“Many people look at these expansive views and call them
beautiful,” says Alan Watson Featherstone, looking out over the remote
hillsides north of Loch Ness. “But what we’ve really got is a barren landscape
that is almost entirely devoid of native woodlands and predators. What we’ve
done here, and across much of rural Britain, is to allow herbivores [deer,
sheep and cattle] to run wild, destroying flora and fauna,” he says. “At the
same time, we’ve hunted all their natural predators to extinction.” He goes on
to say “By eliminating our native forests and replacing them with non-native
and fast-growing pines, we have stripped out the bottom layers of the
eco-system. In places the rampant deer population and forestry has shaved the
earth, so we have exposed peat hags of ancient tree stumps. These are an open
sore on our landscape.”
Featherstone is a
leading advocate of rewilding – a strand of the conservation movement with
ambitious plans to revive the biodiversity of rural Britain by reintroducing native
species. He wants to see the return of birch, oak, Scots pine and aspen across
the Highlands but his plans don’t end with flora. If the rewilders have their
way, wild boar, lynx and even wolves could soon be restored to sylvan Britain,
where they once roamed more than 1,000 years ago.
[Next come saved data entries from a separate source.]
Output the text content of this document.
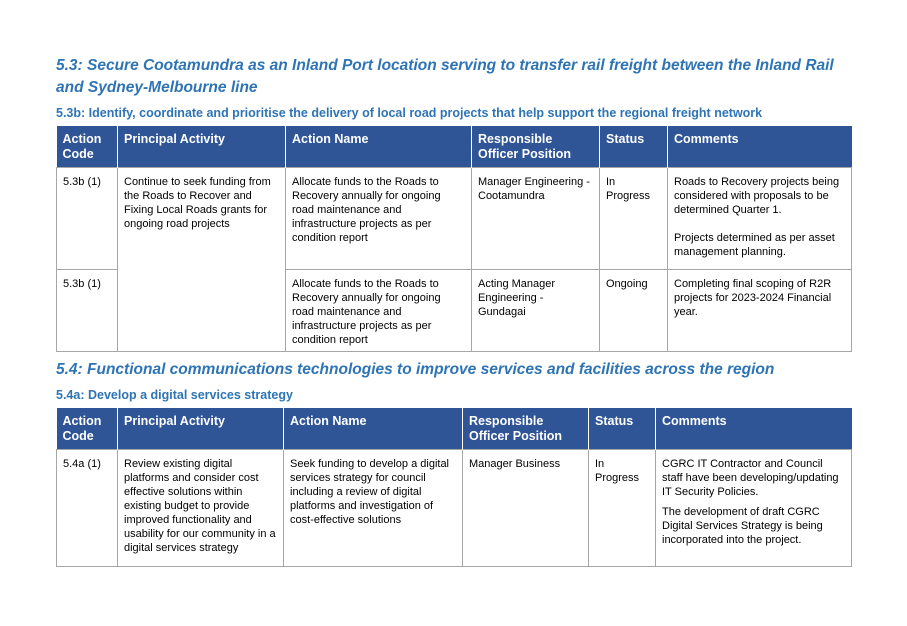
5.3: Secure Cootamundra as an Inland Port location serving to transfer rail freight between the Inland Rail and Sydney-Melbourne line
5.3b: Identify, coordinate and prioritise the delivery of local road projects that help support the regional freight network
Action Code	Principal Activity	Action Name	Responsible Officer Position	Status	Comments
5.3b (1)	Continue to seek funding from the Roads to Recover and Fixing Local Roads grants for ongoing road projects	Allocate funds to the Roads to Recovery annually for ongoing road maintenance and infrastructure projects as per condition report	Manager Engineering - Cootamundra	In Progress	Roads to Recovery projects being considered with proposals to be determined Quarter 1.

Projects determined as per asset management planning.

5.3b (1)		Allocate funds to the Roads to Recovery annually for ongoing road maintenance and infrastructure projects as per condition report	Acting Manager Engineering - Gundagai	Ongoing	Completing final scoping of R2R projects for 2023-2024 Financial year.

5.4: Functional communications technologies to improve services and facilities across the region
5.4a: Develop a digital services strategy
Action Code	Principal Activity	Action Name	Responsible Officer Position	Status	Comments
5.4a (1)	Review existing digital platforms and consider cost effective solutions within existing budget to provide improved functionality and usability for our community in a digital services strategy	Seek funding to develop a digital services strategy for council including a review of digital platforms and investigation of cost-effective solutions	Manager Business	In Progress	CGRC IT Contractor and Council staff have been developing/updating IT Security Policies.

The development of draft CGRC Digital Services Strategy is being incorporated into the project.
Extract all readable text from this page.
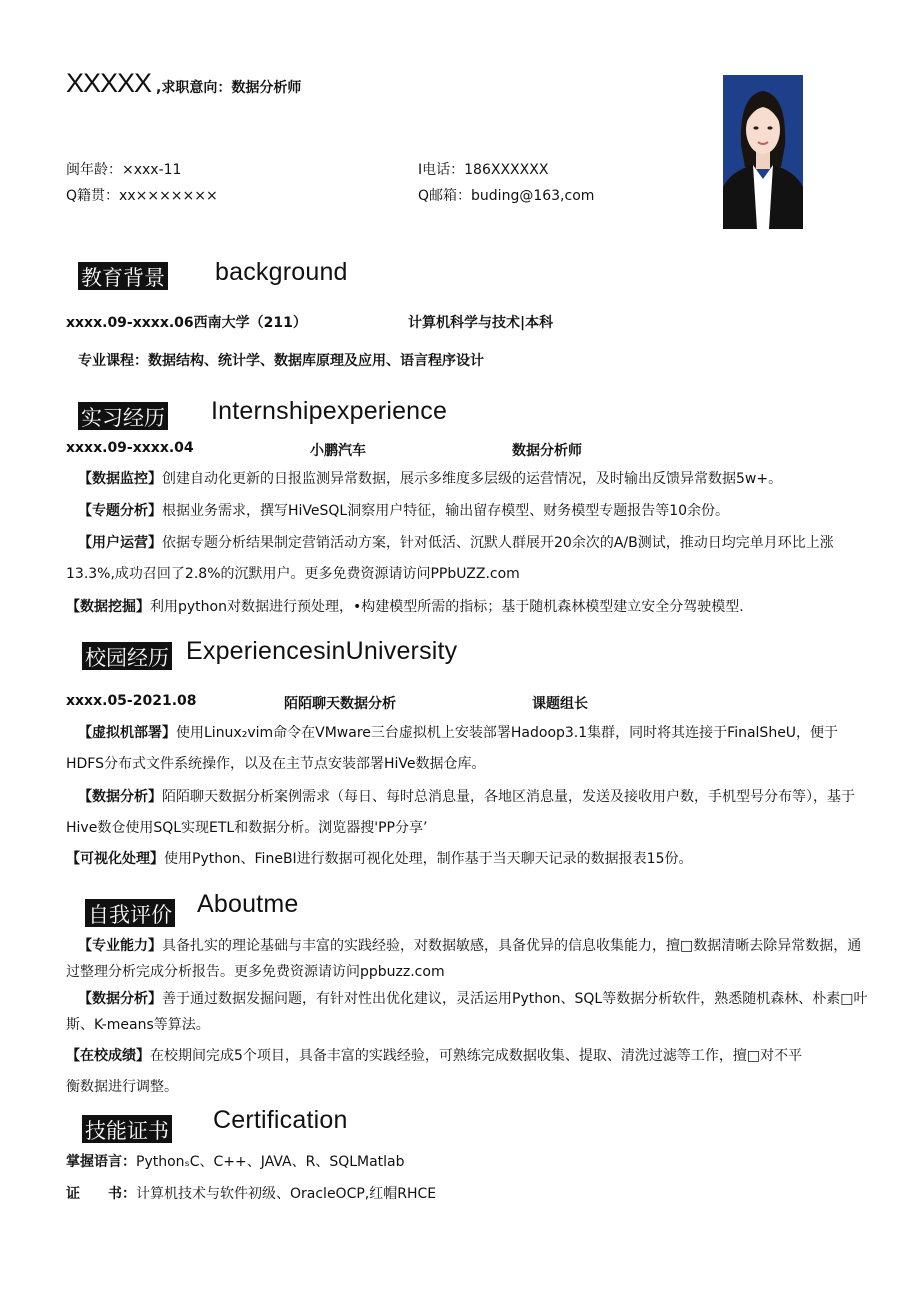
XXXXX ,求职意向：数据分析师
闽年龄：×xxx-11	I电话：186XXXXXX
Q籍贯：xx×××××××	Q邮箱：buding@163,com
教育背景 background
xxxx.09-xxxx.06西南大学（211）	计算机科学与技术|本科
专业课程：数据结构、统计学、数据库原理及应用、语言程序设计
实习经历 Internshipexperience
xxxx.09-xxxx.04	小鹏汽车	数据分析师
【数据监控】创建自动化更新的日报监测异常数据，展示多维度多层级的运营情况，及时输出反馈异常数据5w+。
【专题分析】根据业务需求，撰写HiVeSQL洞察用户特征，输出留存模型、财务模型专题报告等10余份。
【用户运营】依据专题分析结果制定营销活动方案，针对低活、沉默人群展开20余次的A/B测试，推动日均完单月环比上涨13.3%,成功召回了2.8%的沉默用户。更多免费资源请访问PPbUZZ.com
【数据挖掘】利用python对数据进行预处理，•构建模型所需的指标；基于随机森林模型建立安全分驾驶模型.
校园经历 ExperiencesinUniversity
xxxx.05-2021.08	陌陌聊天数据分析	课题组长
【虚拟机部署】使用Linux₂vim命令在VMware三台虚拟机上安装部署Hadoop3.1集群，同时将其连接于FinalSheU，便于HDFS分布式文件系统操作，以及在主节点安装部署HiVe数据仓库。
【数据分析】陌陌聊天数据分析案例需求（每日、每时总消息量，各地区消息量，发送及接收用户数，手机型号分布等），基于Hive数仓使用SQL实现ETL和数据分析。浏览器搜'PP分享’
【可视化处理】使用Python、FineBI进行数据可视化处理，制作基于当天聊天记录的数据报表15份。
自我评价 Aboutme
【专业能力】具备扎实的理论基础与丰富的实践经验，对数据敏感，具备优异的信息收集能力，擅□数据清晰去除异常数据，通过整理分析完成分析报告。更多免费资源请访问ppbuzz.com
【数据分析】善于通过数据发掘问题，有针对性出优化建议，灵活运用Python、SQL等数据分析软件，熟悉随机森林、朴素□叶斯、K-means等算法。
【在校成绩】在校期间完成5个项目，具备丰富的实践经验，可熟练完成数据收集、提取、清洗过滤等工作，擅□对不平衡数据进行调整。
技能证书 Certification
掌握语言：PythonₛC、C++、JAVA、R、SQLMatlab
证　　书：计算机技术与软件初级、OracleOCP,红帽RHCE
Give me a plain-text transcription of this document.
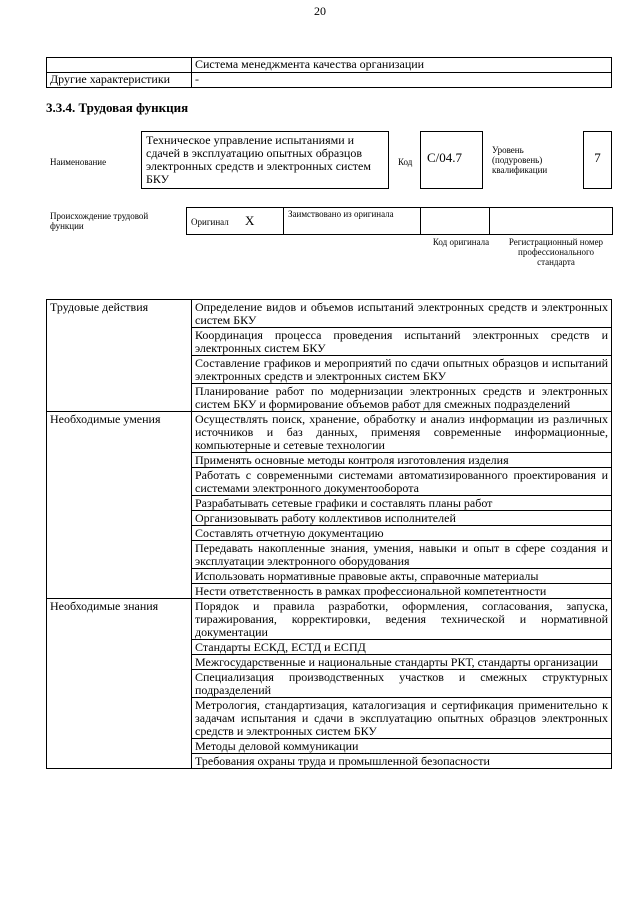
20
	Система менеджмента качества организации
Другие характеристики	-
3.3.4. Трудовая функция
Наименование
Техническое управление испытаниями и сдачей в эксплуатацию опытных образцов электронных средств и электронных систем БКУ
Код	С/04.7	Уровень (подуровень) квалификации
7
Происхождение трудовой функции	Оригинал X	Заимствовано из оригинала		
Код оригинала	Регистрационный номер профессионального стандарта
Трудовые действия	Определение видов и объемов испытаний электронных средств и электронных систем БКУ
	Координация процесса проведения испытаний электронных средств и электронных систем БКУ
	Составление графиков и мероприятий по сдачи опытных образцов и испытаний электронных средств и электронных систем БКУ
	Планирование работ по модернизации электронных средств и электронных систем БКУ и формирование объемов работ для смежных подразделений
Необходимые умения	Осуществлять поиск, хранение, обработку и анализ информации из различных источников и баз данных, применяя современные информационные, компьютерные и сетевые технологии
	Применять основные методы контроля изготовления изделия
	Работать с современными системами автоматизированного проектирования и системами электронного документооборота
	Разрабатывать сетевые графики и составлять планы работ
	Организовывать работу коллективов исполнителей
	Составлять отчетную документацию
	Передавать накопленные знания, умения, навыки и опыт в сфере создания и эксплуатации электронного оборудования
	Использовать нормативные правовые акты, справочные материалы
	Нести ответственность в рамках профессиональной компетентности
Необходимые знания	Порядок и правила разработки, оформления, согласования, запуска, тиражирования, корректировки, ведения технической и нормативной документации
	Стандарты ЕСКД, ЕСТД и ЕСПД
	Межгосударственные и национальные стандарты РКТ, стандарты организации
	Специализация производственных участков и смежных структурных подразделений
	Метрология, стандартизация, каталогизация и сертификация применительно к задачам испытания и сдачи в эксплуатацию опытных образцов электронных средств и электронных систем БКУ
	Методы деловой коммуникации
	Требования охраны труда и промышленной безопасности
But Featherstone insists
the reintroduction of natives species is not about “returning to a particular
time or age in natural history”.
He adds: “What we are doing, by planting trees and bringing
the top predators back, is kickstarting nature’s evolution in circumstances
where she can no longer do it on her own.”
It may well mean an end to those artificial grouse and deer shooting
estates to permit some real wildlife which is not 'managed' for profit. We may
have a few whingeing lairds and landowners but that is nothing new.